If we treat the review bottleneck not as a safety valve but as a potentially distorting lens—where only code that enters the PR queue gets serious human judgment—how would team design and harness ergonomics change if we instead made production behavior (contracts, runtime checks, incident traces) the primary object of review, and in what situations would this outcome-first frame surface different risks or opportunities than the current diff-first, lane-centric frame?

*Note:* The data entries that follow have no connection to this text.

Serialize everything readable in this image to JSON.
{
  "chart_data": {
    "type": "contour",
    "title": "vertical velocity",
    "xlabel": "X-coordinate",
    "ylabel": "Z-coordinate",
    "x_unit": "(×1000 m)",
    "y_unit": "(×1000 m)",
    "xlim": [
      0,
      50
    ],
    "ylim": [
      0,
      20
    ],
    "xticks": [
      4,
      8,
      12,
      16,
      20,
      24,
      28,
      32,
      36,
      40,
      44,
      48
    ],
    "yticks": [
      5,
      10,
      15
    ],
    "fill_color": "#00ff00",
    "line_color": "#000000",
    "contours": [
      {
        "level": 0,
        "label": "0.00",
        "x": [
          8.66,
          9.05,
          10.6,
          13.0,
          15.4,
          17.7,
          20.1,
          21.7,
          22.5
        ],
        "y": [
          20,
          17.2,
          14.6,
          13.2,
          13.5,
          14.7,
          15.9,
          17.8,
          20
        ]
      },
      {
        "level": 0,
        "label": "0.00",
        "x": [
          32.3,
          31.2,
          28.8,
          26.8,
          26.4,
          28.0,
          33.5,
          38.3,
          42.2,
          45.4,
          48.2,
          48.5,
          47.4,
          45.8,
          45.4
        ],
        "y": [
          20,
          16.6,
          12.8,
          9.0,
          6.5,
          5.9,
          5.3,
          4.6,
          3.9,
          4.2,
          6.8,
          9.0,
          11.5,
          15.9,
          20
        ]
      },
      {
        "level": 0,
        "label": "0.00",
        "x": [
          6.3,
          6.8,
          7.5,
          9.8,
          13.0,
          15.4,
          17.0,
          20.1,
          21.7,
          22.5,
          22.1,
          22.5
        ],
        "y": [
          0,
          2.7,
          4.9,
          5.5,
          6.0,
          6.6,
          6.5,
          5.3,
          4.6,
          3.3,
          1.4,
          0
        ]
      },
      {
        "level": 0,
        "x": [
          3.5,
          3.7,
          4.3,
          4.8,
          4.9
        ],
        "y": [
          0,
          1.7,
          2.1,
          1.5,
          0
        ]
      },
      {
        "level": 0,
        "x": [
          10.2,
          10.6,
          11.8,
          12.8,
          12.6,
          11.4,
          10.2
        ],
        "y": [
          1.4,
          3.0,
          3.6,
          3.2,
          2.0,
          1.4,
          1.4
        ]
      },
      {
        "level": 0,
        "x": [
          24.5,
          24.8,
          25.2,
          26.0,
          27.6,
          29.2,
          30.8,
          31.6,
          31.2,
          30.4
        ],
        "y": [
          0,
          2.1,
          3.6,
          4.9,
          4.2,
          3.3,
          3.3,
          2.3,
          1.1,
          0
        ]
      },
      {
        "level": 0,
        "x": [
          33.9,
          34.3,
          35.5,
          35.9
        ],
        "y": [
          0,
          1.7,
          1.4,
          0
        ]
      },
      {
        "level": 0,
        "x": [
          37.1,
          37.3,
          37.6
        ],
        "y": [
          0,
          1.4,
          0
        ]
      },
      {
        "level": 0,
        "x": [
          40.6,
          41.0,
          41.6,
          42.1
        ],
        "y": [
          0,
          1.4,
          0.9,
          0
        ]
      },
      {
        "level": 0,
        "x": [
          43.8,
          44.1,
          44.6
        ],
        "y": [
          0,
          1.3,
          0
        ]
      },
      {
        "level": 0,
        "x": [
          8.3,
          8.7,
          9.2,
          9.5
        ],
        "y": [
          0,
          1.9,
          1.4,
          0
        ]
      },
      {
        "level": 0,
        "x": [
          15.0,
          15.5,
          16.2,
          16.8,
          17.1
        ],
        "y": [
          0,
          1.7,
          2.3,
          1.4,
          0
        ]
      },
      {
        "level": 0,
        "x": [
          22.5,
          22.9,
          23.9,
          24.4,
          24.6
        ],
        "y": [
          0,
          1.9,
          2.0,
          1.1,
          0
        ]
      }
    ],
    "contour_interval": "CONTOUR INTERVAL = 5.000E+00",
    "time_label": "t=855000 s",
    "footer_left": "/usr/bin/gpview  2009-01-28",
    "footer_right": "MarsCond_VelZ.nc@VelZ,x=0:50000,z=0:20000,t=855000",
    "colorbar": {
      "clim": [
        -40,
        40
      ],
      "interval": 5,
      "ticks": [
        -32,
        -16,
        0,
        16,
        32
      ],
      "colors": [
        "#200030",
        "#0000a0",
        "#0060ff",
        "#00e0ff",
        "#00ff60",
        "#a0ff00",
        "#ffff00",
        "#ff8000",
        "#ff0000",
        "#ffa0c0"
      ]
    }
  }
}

dhh-agent-first-software-craft | Updated at

Answer

Shift reviews from diffs to behavior: redesign teams and harnesses so humans mostly review contracts, runtime signals, and incidents, with diffs as a secondary artifact.

Team design

  • Give explicit ownership for behavior domains (money, auth, UX flows) rather than repos.
  • Make senior roles focus on contract design, SLOs, and incident triage, not per-PR nitpicks.
  • Route agents and juniors to implement against contracts; escalate only when behavior or contracts change.

Harness ergonomics

  • PR view: start with “what behavior did/does change?” (contracts, checks, metrics deltas) then show diffs.
  • Tight links from incidents and traces back to contracts and responsible owners.
  • Easy tools to add/strengthen runtime checks, assertions, and feature flags from the harness.

Where this frame differs from diff-first

  • Surfaces more: long-lived latent bugs, cross-PR coupling, and missing checks that never show in individual diffs.
  • Hides more: purely local craft issues, style drift, and subtle design regressions that don’t yet show up in runtime signals.
  • Expands ambition when outcomes are measurable (infra, data flows, many backends); is weaker where behavior is fuzzy or low-volume (novel UX, early features).

Net: outcome-first review shifts human judgment toward contract quality and production safety at the cost of weaker line-level craft visibility; it’s best in well-instrumented, high-signal domains and risky if teams underinvest in observability or taste ownership.